Ontario recently welcomed what seemed to be an improbable change amidst the pandemic landscape that has affected the world for the last two years — masks are no longer mandatory in many public settings.
The move was implemented on Monday, March 21 shortly after the province’s proof-of-vaccination rules were nullified. Despite the removal, however, masks will still be required in some settings, particularly on public transit, in health-care facilities, long-term care homes, and congregate care settings.
Some businesses throughout Toronto are also opting against a complete removal of masks in their workspaces. Many of these mandates, however, will remain in place until the end of April as Ontario intends to put an end to all remaining public health rules.
Another major sector that will continue mask mandates are colleges and universities, including York. Per a statement from March 11 by Ontario’s Universities, “Ontario’s universities will maintain their COVID-19 vaccination and masking policies until at least the end of the current term.”
York’s statement put out on March 14 also confirms this, in addition to daily screening everybody must be adhered to.
While mask wearing and proof of vaccination has become second nature for many, others are understandably relieved at the change of scene. Michael Dodaro, a third-year finance student, is very supportive of the province’s move. He attributes his confidence to having dealt with the virus during the Omicron surge along with being double vaccinated.
“Since the Omicron variant is easily transmissible, I don’t think masks really provide all that much protection to inhibit contracting the virus. Overall, I believe removing the mask mandates (this late into the pandemic) is the first step toward some normalcy in the past two years.”
Many may find this to be a refreshing change after two years of fluctuating stress, however, prior to stepping down as head of the Ontario Science Advisory Table, Dr. Peter Jüni expressed his reluctance to remove mask mandates.
Telling CTV News, “I personally would have preferred to wait about 10 days to two weeks to come up with a decision on mask mandates, and this would also allow us to see what the experience of Quebec will be with their lifting of mask mandates in schools.” Although the data he has seen gives him “some confidence,” the lack of certainty, however, keeps him from getting behind the move.
Some people hint that this move is possibly centred around political pressure. In a brief yet steadfast comment, The Honorable Judy Sgro, who is also the MP for the Humber River–Black Creek region, believes “several decisions are being made provincially with Election Day in mind.” Sgro notes, “Given the northwest end of the city has a low vaccination rate, we should proceed with caution.”

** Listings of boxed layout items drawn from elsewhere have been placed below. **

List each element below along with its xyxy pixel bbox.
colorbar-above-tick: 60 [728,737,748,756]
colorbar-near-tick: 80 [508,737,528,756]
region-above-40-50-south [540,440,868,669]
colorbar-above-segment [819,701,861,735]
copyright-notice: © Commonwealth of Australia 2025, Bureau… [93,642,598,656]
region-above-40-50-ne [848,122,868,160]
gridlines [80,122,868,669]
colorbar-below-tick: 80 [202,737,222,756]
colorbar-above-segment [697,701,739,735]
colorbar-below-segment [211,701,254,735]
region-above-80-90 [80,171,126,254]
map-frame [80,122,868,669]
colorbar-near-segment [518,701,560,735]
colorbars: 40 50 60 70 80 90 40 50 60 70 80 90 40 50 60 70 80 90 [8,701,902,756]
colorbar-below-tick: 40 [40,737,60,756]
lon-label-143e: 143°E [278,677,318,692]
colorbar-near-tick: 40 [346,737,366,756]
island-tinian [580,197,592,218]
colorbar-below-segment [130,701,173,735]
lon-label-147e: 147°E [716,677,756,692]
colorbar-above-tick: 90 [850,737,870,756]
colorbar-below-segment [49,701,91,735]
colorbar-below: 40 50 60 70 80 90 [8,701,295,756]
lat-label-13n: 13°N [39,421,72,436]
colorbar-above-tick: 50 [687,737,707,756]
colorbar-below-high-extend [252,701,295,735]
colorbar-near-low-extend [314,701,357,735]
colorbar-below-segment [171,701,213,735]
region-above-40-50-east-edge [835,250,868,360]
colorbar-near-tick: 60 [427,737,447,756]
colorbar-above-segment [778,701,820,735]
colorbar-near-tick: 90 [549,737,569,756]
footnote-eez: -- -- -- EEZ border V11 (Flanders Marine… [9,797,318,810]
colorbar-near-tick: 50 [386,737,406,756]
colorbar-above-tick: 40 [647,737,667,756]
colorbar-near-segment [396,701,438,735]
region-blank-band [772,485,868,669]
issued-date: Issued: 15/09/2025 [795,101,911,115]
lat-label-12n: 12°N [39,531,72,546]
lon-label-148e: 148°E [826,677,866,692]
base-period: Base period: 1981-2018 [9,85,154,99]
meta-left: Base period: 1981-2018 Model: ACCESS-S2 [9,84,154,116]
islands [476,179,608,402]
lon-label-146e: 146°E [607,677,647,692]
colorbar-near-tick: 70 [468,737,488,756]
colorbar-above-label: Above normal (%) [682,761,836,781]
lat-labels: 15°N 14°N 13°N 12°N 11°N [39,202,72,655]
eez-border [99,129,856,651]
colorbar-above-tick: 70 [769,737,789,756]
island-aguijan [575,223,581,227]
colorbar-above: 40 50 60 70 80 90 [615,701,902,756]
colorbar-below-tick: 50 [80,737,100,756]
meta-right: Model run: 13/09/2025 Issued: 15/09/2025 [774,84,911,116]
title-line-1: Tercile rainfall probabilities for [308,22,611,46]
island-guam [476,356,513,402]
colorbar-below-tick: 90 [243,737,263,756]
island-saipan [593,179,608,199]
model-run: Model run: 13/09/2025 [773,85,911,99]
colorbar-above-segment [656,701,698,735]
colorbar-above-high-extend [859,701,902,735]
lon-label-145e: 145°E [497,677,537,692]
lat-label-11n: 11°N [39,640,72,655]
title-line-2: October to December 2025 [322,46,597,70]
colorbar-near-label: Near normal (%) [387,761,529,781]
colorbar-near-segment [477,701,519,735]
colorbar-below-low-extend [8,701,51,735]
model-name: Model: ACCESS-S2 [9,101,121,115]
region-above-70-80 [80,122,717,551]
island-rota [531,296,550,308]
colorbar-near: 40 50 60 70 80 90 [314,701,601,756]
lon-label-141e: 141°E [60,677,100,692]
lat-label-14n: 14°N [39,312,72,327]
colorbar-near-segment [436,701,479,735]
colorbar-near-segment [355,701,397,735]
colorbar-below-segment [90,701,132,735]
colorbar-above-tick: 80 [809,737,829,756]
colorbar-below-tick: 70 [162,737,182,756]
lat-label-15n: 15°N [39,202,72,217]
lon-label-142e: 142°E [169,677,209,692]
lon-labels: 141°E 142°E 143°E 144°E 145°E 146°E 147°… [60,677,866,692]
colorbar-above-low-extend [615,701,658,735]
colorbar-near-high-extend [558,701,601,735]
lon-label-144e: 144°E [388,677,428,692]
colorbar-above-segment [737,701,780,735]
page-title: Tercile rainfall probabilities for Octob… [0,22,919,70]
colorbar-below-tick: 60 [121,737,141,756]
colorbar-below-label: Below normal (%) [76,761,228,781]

New Democratic Party Leader Jagmeet Singh also gave his comments to Excalibur regarding both the removal of mask mandates and how it could potentially affect small businesses. “Even though it’s understandable that people are eager to get back to normal, any decision to change public health measures has to be made based on the advice of public health experts and not for political gain.”
Singh gave his support for those individuals, businesses, and institutions that may continue to require face masks. “Workers in small businesses, like all workers, deserve to feel safe at their jobs. We respect the right of small business owners to decide to continue requiring masks in their businesses in order to keep their customers and workers protected.”